I just wanted to add to what was already said above and I hope this helps: there is also a new Deluxe 28 SHO which will be selling for about $1199.00 + tax, it's a nice machine featuring the LCT 306cc engine and the improved SHO belts, pulleys, & impeller, not sure why anyone would pay hundreds more for the Deluxe 30 (However They have added heated hand grips on the Deluxe 30 for winter 2015/2016 to sweeten the deal). The colors on the plastic dash front to me look cheaper gone are the multi color: orange, white & grey w/the Ariens logo. The dash panel is now all black with maybe a grey accent and the Ariens logo. The control levers/handles look nicer now with a two tone black & grey. As said above prices are up for Ariens' winter 2015/2016 offerings but so are features. Additionally the heated hand grips switch has changed from a toggle switch to a rocker switch for winter 2015/2016 and Ariens is no longer publishing fuel capacity in their catalog or online.

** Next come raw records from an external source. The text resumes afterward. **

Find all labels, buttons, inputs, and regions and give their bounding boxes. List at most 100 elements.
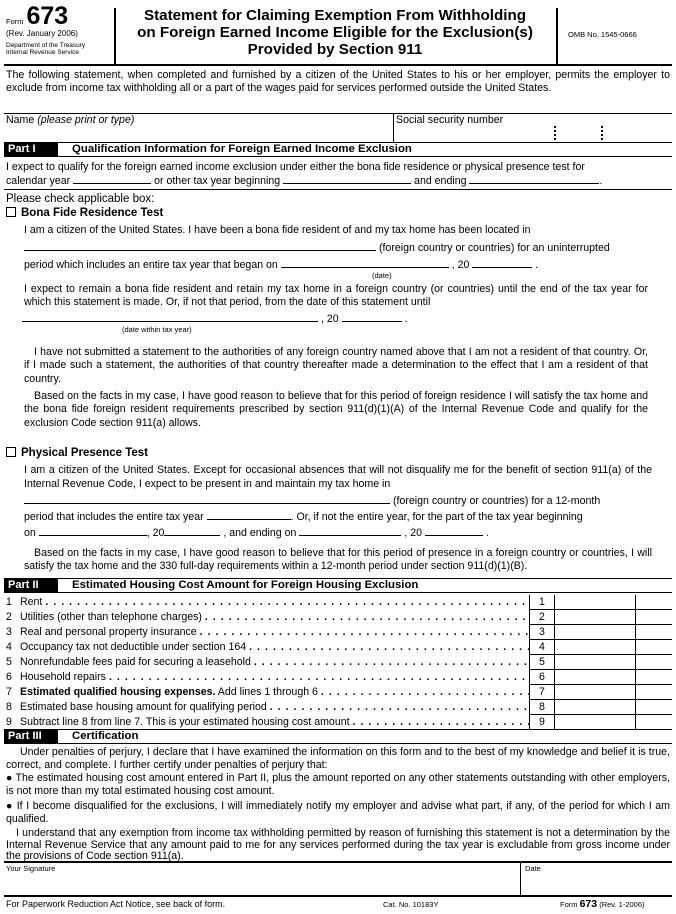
leader-dots: ........................................… (253, 656, 530, 668)
omb-number: OMB No. 1545-0666 (568, 30, 637, 39)
foreign-country-field[interactable] (24, 494, 390, 504)
housing-line-6: 6 Household repairs .....................… (4, 670, 530, 685)
presence-start-year-field[interactable] (164, 526, 221, 536)
date-field[interactable]: Date (525, 864, 672, 895)
housing-line-7: 7 Estimated qualified housing expenses. A… (4, 685, 530, 700)
line-label: Estimated base housing amount for qualif… (20, 701, 267, 713)
amount-field-7[interactable]: 7 (529, 685, 672, 700)
intro-text: The following statement, when completed … (6, 69, 670, 94)
text: (foreign country or countries) for an un… (378, 242, 610, 254)
option-label: Bona Fide Residence Test (21, 207, 164, 219)
amount-field-1[interactable]: 1 (529, 595, 672, 610)
text: The estimated housing cost amount entere… (6, 772, 670, 797)
part2-header: Part II Estimated Housing Cost Amount fo… (4, 578, 672, 593)
text: or other tax year beginning (154, 175, 281, 187)
signature-field[interactable]: Your Signature (6, 864, 518, 895)
cents-divider (635, 685, 636, 700)
presence-end-date-field[interactable] (299, 526, 402, 536)
box-number: 8 (529, 700, 555, 715)
cents-divider (635, 610, 636, 625)
revision: (Rev. January 2006) (6, 29, 78, 38)
form-title: Statement for Claiming Exemption From Wi… (116, 7, 554, 58)
text: (Rev. 1-2006) (599, 900, 645, 909)
part-title: Certification (72, 730, 139, 742)
name-field[interactable]: Name (please print or type) (4, 114, 393, 142)
name-label: Name (6, 114, 35, 126)
part3-header: Part III Certification (4, 729, 672, 744)
bona-fide-option[interactable]: Bona Fide Residence Test (6, 207, 163, 219)
tax-year-begin-field[interactable] (283, 174, 412, 184)
remain-date-row: , 20 . (date within tax year) (22, 312, 407, 334)
box-number: 3 (529, 625, 555, 640)
tax-year-end-field[interactable] (469, 174, 600, 184)
presence-start-date-field[interactable] (38, 526, 147, 536)
foreign-country-field[interactable] (24, 241, 376, 251)
text: , 20 (146, 527, 165, 539)
cents-divider (635, 625, 636, 640)
amount-field-5[interactable]: 5 (529, 655, 672, 670)
remain-year-field[interactable] (341, 312, 402, 322)
cents-divider (635, 715, 636, 730)
tax-year-field[interactable] (206, 510, 291, 520)
physical-presence-checkbox[interactable] (6, 447, 16, 457)
rule (4, 861, 672, 863)
text: calendar year (6, 175, 71, 187)
part-title: Estimated Housing Cost Amount for Foreig… (72, 579, 419, 591)
line-number: 3 (6, 626, 12, 638)
cents-divider (635, 595, 636, 610)
text: period that includes the entire tax year (24, 511, 204, 523)
text: and ending (414, 175, 467, 187)
amount-field-4[interactable]: 4 (529, 640, 672, 655)
calendar-year-field[interactable] (73, 174, 152, 184)
divider (393, 114, 394, 142)
certification-text: Under penalties of perjury, I declare th… (6, 746, 670, 863)
catalog-number: Cat. No. 10183Y (383, 900, 439, 909)
title-line: Provided by Section 911 (247, 41, 423, 58)
residence-start-date-field[interactable] (280, 258, 449, 268)
rule (4, 113, 672, 114)
line-label: Real and personal property insurance (20, 626, 197, 638)
title-line: on Foreign Earned Income Eligible for th… (137, 24, 533, 41)
bona-fide-statement: I have not submitted a statement to the … (24, 346, 648, 385)
text: I understand that any exemption from inc… (6, 827, 670, 862)
amount-field-6[interactable]: 6 (529, 670, 672, 685)
part-label: Part II (4, 579, 58, 592)
cents-divider (635, 640, 636, 655)
ssn-field[interactable]: Social security number (396, 114, 672, 142)
box-number: 6 (529, 670, 555, 685)
residence-start-year-field[interactable] (472, 258, 533, 268)
signature-label: Your Signature (6, 864, 56, 873)
amount-field-9[interactable]: 9 (529, 715, 672, 730)
form-label: Form (6, 17, 24, 26)
paperwork-notice: For Paperwork Reduction Act Notice, see … (6, 899, 226, 909)
leader-dots: ........................................… (204, 611, 530, 623)
text: If I become disqualified for the exclusi… (6, 800, 670, 825)
leader-dots: ........................................… (320, 686, 530, 698)
line-label: Rent (20, 596, 43, 608)
text: period which includes an entire tax year… (24, 259, 278, 271)
bona-fide-belief: Based on the facts in my case, I have go… (24, 390, 648, 429)
amount-field-2[interactable]: 2 (529, 610, 672, 625)
line-number: 5 (6, 656, 12, 668)
amount-field-8[interactable]: 8 (529, 700, 672, 715)
text: on (24, 527, 36, 539)
rule (4, 189, 672, 190)
housing-line-3: 3 Real and personal property insurance ..… (4, 625, 530, 640)
bona-fide-remain: I expect to remain a bona fide resident … (24, 283, 648, 309)
line-number: 9 (6, 716, 12, 728)
bona-fide-checkbox[interactable] (6, 207, 16, 217)
please-check: Please check applicable box: (6, 193, 155, 205)
housing-line-5: 5 Nonrefundable fees paid for securing a … (4, 655, 530, 670)
leader-dots: ........................................… (199, 626, 530, 638)
rule (4, 895, 672, 897)
amount-field-3[interactable]: 3 (529, 625, 672, 640)
text: , 20 (451, 259, 470, 271)
housing-line-2: 2 Utilities (other than telephone charges… (4, 610, 530, 625)
leader-dots: ........................................… (352, 716, 530, 728)
text: I am a citizen of the United States. I h… (24, 224, 531, 236)
presence-end-year-field[interactable] (424, 526, 483, 536)
divider (556, 8, 558, 64)
remain-date-field[interactable] (22, 312, 318, 322)
tax-year-statement: I expect to qualify for the foreign earn… (6, 161, 670, 188)
physical-presence-option[interactable]: Physical Presence Test (6, 447, 148, 459)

I was considering a Platinum 24 SHO now with the beefier 369cc LCT motor, however I am concerned about what I have read regarding issues with the "quick turn chute" such as it binding up and the cable freezing. Additionally the wheel width on this model is wider than the actual auger housing which to me does not make sense. IMHO a 26" housing would serve this unit better and would prevent the sides of the wheels from hitting the snow before the 24" auger housing. I do not want the 30 inch Platinum SHO as it is just too big for my needs.


----------



## PixMan (Feb 14, 2015)

I've had NO issues with the quick turn chute binding. A little trouble when I got it with it locking in position was easily fixed with small adjustments that are well laid out in the manual.

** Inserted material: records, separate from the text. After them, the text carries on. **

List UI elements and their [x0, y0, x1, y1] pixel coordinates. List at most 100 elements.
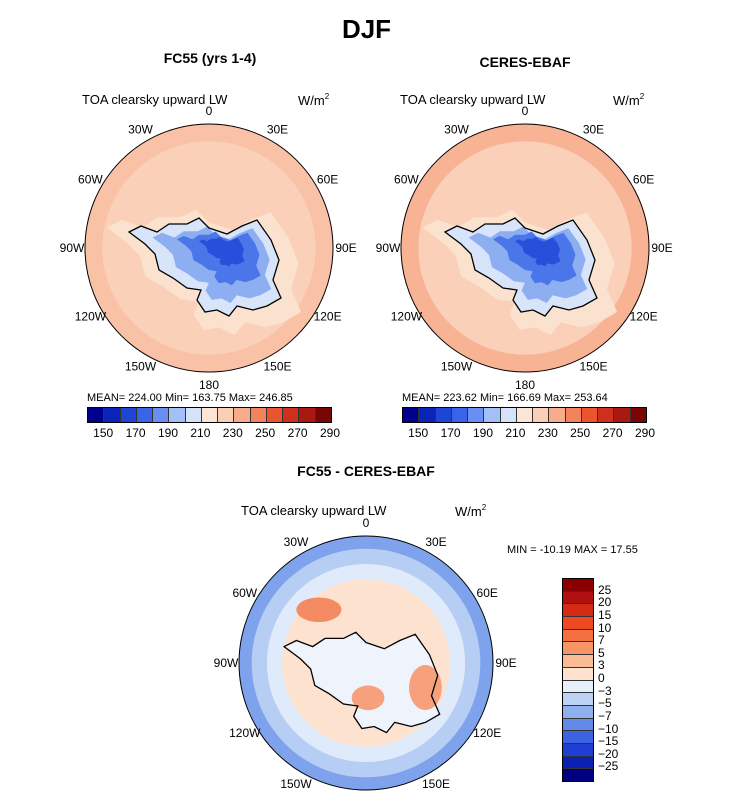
diff-ring-2: [251, 548, 481, 778]
plateau-field: [468, 226, 588, 303]
lon-label: 90W: [214, 656, 239, 670]
colorbar-cell: [419, 408, 436, 422]
colorbar-tick-label: 190: [157, 426, 179, 440]
colorbar-cell: [614, 408, 631, 422]
colorbar-cell: [565, 408, 582, 422]
colorbar-tick-label: −15: [598, 734, 619, 749]
lon-label: 150W: [125, 360, 157, 374]
colorbar-tick-label: −3: [598, 683, 612, 698]
colorbar-cell: [563, 693, 593, 706]
colorbar-cell: [598, 408, 615, 422]
lon-label: 0: [363, 516, 370, 530]
colorbar-cell: [169, 408, 186, 422]
colorbar-tick-label: 170: [440, 426, 461, 440]
colorbar-tick-label: −7: [598, 708, 612, 723]
diff-warm-patch-ross: [351, 685, 385, 711]
plateau-min: [515, 237, 561, 267]
diff-warm-patch-weddell: [296, 597, 342, 623]
panel-1-title: FC55 (yrs 1-4): [163, 50, 257, 66]
colorbar-tick-label: 7: [598, 633, 605, 648]
diff-ring-3: [266, 563, 466, 763]
colorbar-cell: [533, 408, 550, 422]
panel-1-units: W/m2: [298, 92, 330, 108]
colorbar-cell: [516, 408, 534, 422]
lon-label: 150E: [263, 360, 291, 374]
panel-2-stats: MEAN= 223.62 Min= 166.69 Max= 253.64: [402, 392, 608, 404]
panel-2-title: CERES-EBAF: [479, 54, 571, 70]
continent-field: [129, 218, 281, 316]
lon-label: 30E: [267, 122, 288, 136]
colorbar-cell: [299, 408, 316, 422]
colorbar-cell: [136, 408, 154, 422]
colorbar-tick-label: 150: [93, 426, 114, 440]
plateau-core: [493, 231, 577, 286]
colorbar-cell: [563, 655, 593, 668]
lon-label: 60W: [78, 173, 103, 187]
continent-field: [445, 218, 597, 316]
colorbar-tick-label: 25: [598, 582, 612, 597]
colorbar-tick-label: 20: [598, 595, 612, 610]
colorbar-cell: [563, 642, 593, 656]
lon-label: 30E: [425, 535, 446, 549]
colorbar-cell: [500, 408, 517, 422]
lon-label: 120E: [630, 310, 658, 324]
lon-label: 90W: [60, 241, 85, 255]
colorbar-cell: [563, 604, 593, 618]
colorbar-cell: [201, 408, 219, 422]
panel-3-units: W/m2: [455, 503, 487, 519]
coastline: [443, 217, 598, 317]
lon-label: 180: [515, 378, 535, 392]
lon-label: 120E: [473, 726, 501, 740]
colorbar-cell: [563, 579, 593, 592]
colorbar-cell: [468, 408, 485, 422]
colorbar-cell: [563, 756, 593, 770]
lon-label: 150W: [441, 360, 473, 374]
panel-2-variable: TOA clearsky upward LW: [400, 92, 546, 107]
diff-outer-ring: [239, 536, 493, 790]
colorbar-cell: [581, 408, 599, 422]
colorbar-cell: [563, 591, 593, 605]
colorbar-cell: [563, 667, 593, 681]
panel-3-title: FC55 - CERES-EBAF: [297, 463, 435, 479]
colorbar-cell: [120, 408, 137, 422]
colorbar-cell: [315, 408, 331, 422]
colorbar-tick-label: 270: [602, 426, 623, 440]
panel-1-colorbar: [87, 407, 332, 423]
lon-label: 30W: [444, 122, 469, 136]
panel-2-units: W/m2: [613, 92, 645, 108]
diff-warm-patch-east: [409, 665, 442, 711]
lon-label: 120W: [75, 310, 107, 324]
colorbar-cell: [250, 408, 267, 422]
lon-label: 60E: [633, 173, 654, 187]
colorbar-cell: [435, 408, 452, 422]
lon-label: 60E: [317, 173, 338, 187]
lon-label: 120E: [314, 310, 342, 324]
colorbar-cell: [563, 617, 593, 630]
colorbar-cell: [403, 408, 420, 422]
coastal-band: [422, 209, 618, 335]
colorbar-tick-label: 230: [537, 426, 558, 440]
colorbar-tick-label: 210: [505, 426, 526, 440]
colorbar-cell: [563, 718, 593, 732]
colorbar-tick-label: 10: [598, 620, 612, 635]
colorbar-cell: [630, 408, 646, 422]
colorbar-tick-label: 170: [125, 426, 146, 440]
lon-label: 60W: [232, 586, 257, 600]
lon-label: 30W: [284, 535, 309, 549]
colorbar-cell: [484, 408, 501, 422]
figure-title: DJF: [341, 14, 392, 44]
colorbar-tick-label: −20: [598, 746, 619, 761]
plateau-min: [199, 237, 245, 267]
diff-continent: [284, 632, 440, 733]
panel-3-stats: MIN = -10.19 MAX = 17.55: [507, 544, 638, 556]
map-boundary: [238, 535, 494, 791]
colorbar-tick-label: −10: [598, 721, 619, 736]
lon-label: 120W: [391, 310, 423, 324]
ocean-field: [401, 124, 649, 372]
colorbar-tick-label: 250: [255, 426, 276, 440]
panel-1-stats: MEAN= 224.00 Min= 163.75 Max= 246.85: [87, 392, 293, 404]
colorbar-tick-label: 290: [319, 426, 341, 440]
colorbar-tick-label: 230: [222, 426, 243, 440]
colorbar-tick-label: −5: [598, 696, 612, 711]
coastline: [282, 631, 441, 734]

From what I see with the new ones, it'll be improved handling of it by putting the handle at more of a right angle to the panel, kind of parallel to the operator. On my 2013 Platinum 30, that handle is at an angle but moves on the same plane as the panel. It should be much more straightforward and easier with the new design.


----------



## Cardo111 (Feb 16, 2015)

PixMan said:


> I've had NO issues with the quick turn chute binding. A little trouble when I got it with it locking in position was easily fixed with small adjustments that are well laid out in the manual.
> 
> From what I see with the new ones, it'll be improved handling of it by putting the handle at more of a right angle to the panel, kind of parallel to the operator. On my 2013 Platinum 30, that handle is at an angle but moves on the same plane as the panel. It should be much more straightforward and easier with the new design.


I have seen the photos in the new 2015 Ariens catalog and on the website and they seem to have improved the design as you outlined, good to see. Thanks for the reply I appreciate it.


----------



## Town (Jan 31, 2015)

The video on the Platinum (2016 with black grip?) shows the quick turn chute control with the same forward bend as on my 2015 model. I found the handle shape ok, but the rubber piece that the chute handle is pulled against (to release the lock) is quite stiff in the cold and acts as a strong damper to movement. So I cut the rubber out last winter and the chute moved very quickly and easily from side to side. It's a little too quick for small increments but I soon got used to that.


----------



## northframingham (Jan 6, 2018)

I just bought an Ariens 926053 (last year model of the 28" Hydro Pro)

Got a good deal. List price $2499 Got if for $400 off plus 48 months at 0% financing.

A decent upgrade on my 11-12 year old Ariens 9.5hp 26"LE


----------



## PixMan (Feb 14, 2015)

northframingham said:


> I just bought an Ariens 926053 (last year model of the 28" Hydro Pro)
> 
> Got a good deal. List price $2499 Got if for $400 off plus 48 months at 0% financing.
> 
> A decent upgrade on my 11-12 year old Ariens 9.5hp 26"LE


That's a really great machine at a terrific price, congratulations!

Where did you buy it?


----------



## northframingham (Jan 6, 2018)

PixMan said:


> That's a really great machine at a terrific price, congratulations!
> 
> Where did you buy it?


I bought it at Boston Lawnmower on Route 9 in Westboro Massachusetts.

They are the largest snowblower dealer (volume wise) in Massachusetts

https://www.bostonlawnmower.com/s/showcase/142/ariens/

https://www.bostonlawnmower.com/promotion-detail.htm?promoId=14340


----------



## hammer6315 (Dec 15, 2019)

Bryan78 said:


> Some more details from snowblowersdirect.com for the Ariens Hydro Pro (28") 420cc Two-Stage Snow Blower, not sure if this is any different than what last years specs were (I would assume this is for the 2015-2016 one):
> 
> Ariens Polar Force 420CC Engine By Briggs And Stratton
> •Certified -20ºF start
> ...


'Cold start capable, no warm-up time' wonder what type of oil pump these china engines employ. I'd prefer to let the engine warm-up at a slower speed. When did they move the low speed auger up off the pavement?


----------